Doubly High-Dimensional Contextual Bandits: An Interpretable Model for Joint Assortment-Pricing

 

Abstract

Key challenges in running a retail business include how to select products to present to consumers (the assortment problem), and how to price products (the pricing problem) to maximize revenue or profit. Instead of considering these problems in isolation, we propose a joint approach to assortment-pricing based on contextual bandits. Our model is doubly high-dimensional, in that both context vectors and actions are allowed to take values in high-dimensional spaces. In order to circumvent the curse of dimensionality, we propose a simple yet flexible model that captures the interactions between covariates and actions via a (near) low-rank representation matrix. The resulting class of models is reasonably expressive while remaining interpretable through latent factors, and includes various structured linear bandit and pricing models as particular cases. We propose a computationally tractable procedure that combines an exploration/exploitation protocol with an efficient low-rank matrix estimator, and we prove bounds on its regret. Simulation results show that this method has lower regret than state-of-the-art methods applied to various standard bandit and pricing models. Real-world case studies on the assortment-pricing problem, from an industry-leading instant noodles company to an emerging beauty start-up, underscore the gains achievable using our method. In each case, we show at least three-fold gains in revenue or profit by our bandit method, as well as the interpretability of the latent factor models that are learned.
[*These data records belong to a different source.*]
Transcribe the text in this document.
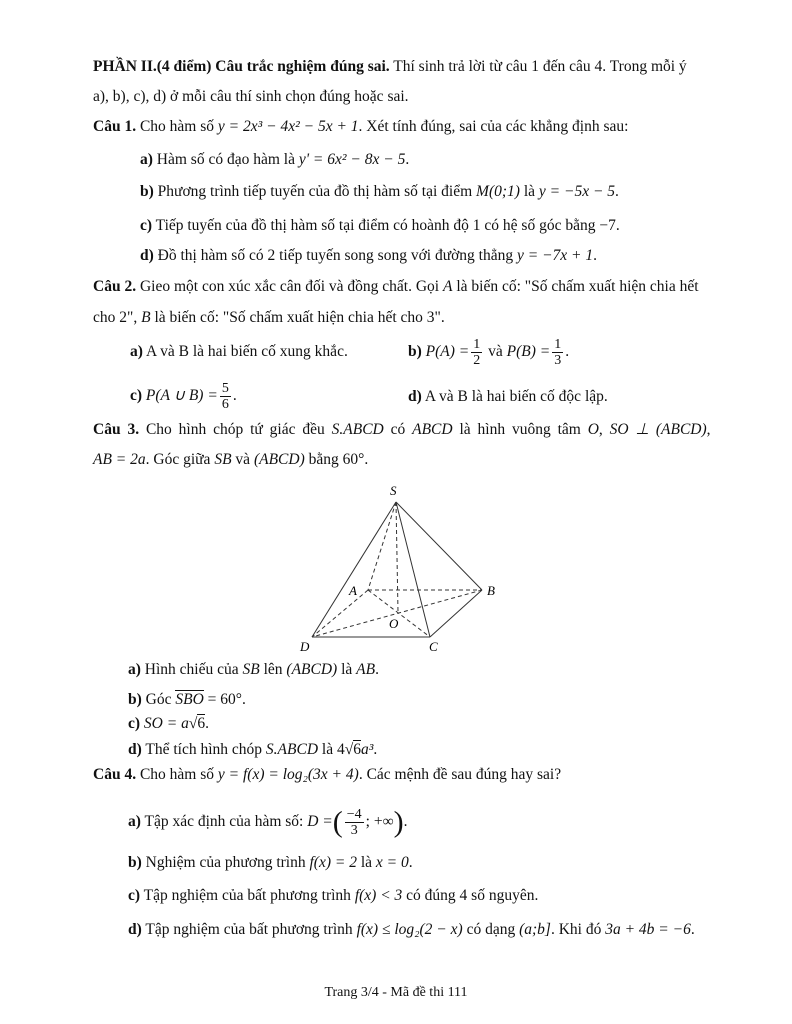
PHẦN II.(4 điểm) Câu trắc nghiệm đúng sai. Thí sinh trả lời từ câu 1 đến câu 4. Trong mỗi ý
a), b), c), d) ở mỗi câu thí sinh chọn đúng hoặc sai.
Câu 1. Cho hàm số y = 2x³ − 4x² − 5x + 1. Xét tính đúng, sai của các khẳng định sau:
a) Hàm số có đạo hàm là y' = 6x² − 8x − 5.
b) Phương trình tiếp tuyến của đồ thị hàm số tại điểm M(0;1) là y = −5x − 5.
c) Tiếp tuyến của đồ thị hàm số tại điểm có hoành độ 1 có hệ số góc bằng −7.
d) Đồ thị hàm số có 2 tiếp tuyến song song với đường thẳng y = −7x + 1.
Câu 2. Gieo một con xúc xắc cân đối và đồng chất. Gọi A là biến cố: "Số chấm xuất hiện chia hết
cho 2", B là biến cố: "Số chấm xuất hiện chia hết cho 3".
a) A và B là hai biến cố xung khắc.	b) $P(A) = \frac{1}{2}$ và $P(B) = \frac{1}{3}$ .
c) P(A ∪ $B) = \frac{5}{6}$ .	d) A và B là hai biến cố độc lập.
Câu 3. Cho hình chóp tứ giác đều S.ABCD có ABCD là hình vuông tâm O, SO ⊥ (ABCD),
AB = 2a. Góc giữa SB và (ABCD) bằng 60°.
S
A	B
O
D	C
a) Hình chiếu của SB lên (ABCD) là AB.
b) Góc SBO = 60°.
c) SO = a√6.
d) Thể tích hình chóp S.ABCD là 4√6a³.
Câu 4. Cho hàm số y = f(x) = log₂(3x + 4). Các mệnh đề sau đúng hay sai?
a) Tập xác định của hàm số: D =( $\frac{-4}{3}$ ; +∞).
b) Nghiệm của phương trình f(x) = 2 là x = 0.
c) Tập nghiệm của bất phương trình f(x) < 3 có đúng 4 số nguyên.
d) Tập nghiệm của bất phương trình f(x) ≤ log₂(2 − x) có dạng (a;b]. Khi đó 3a + 4b = −6.
Trang 3/4 - Mã đề thi 111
Joint work with Cai, J., Chen, R. and Wainwright, M.

About: Linda Zhao is a full professor of statistics at the Wharton School. She received her Ph.D. from Cornell in 1993 and has been with the University of Pennsylvania since 1994. A fellow of the Institute of Mathematical Statistics (IMS), Linda has been actively engaged in her academic career. Her specialty falls in modern machine learning methods, replicability in science, network and high-dimensional data, housing price prediction, and Bayesian methods. Her current projects include data-driven decision-making via RL; equity ownership networks and their relationship to firm performance and innovation activities; identifying signals from noisy data using a non-parametric Bayesian scheme; and conducting model-free data analysis. Her work has won NSF support for over 20 years. For the past seven years, she has been developing and teaching a modern data mining course to undergraduate, MBA, Master's, and Ph.D. students across the entire Penn campus. She is also an avid ballroom dancer and loves to travel around the world.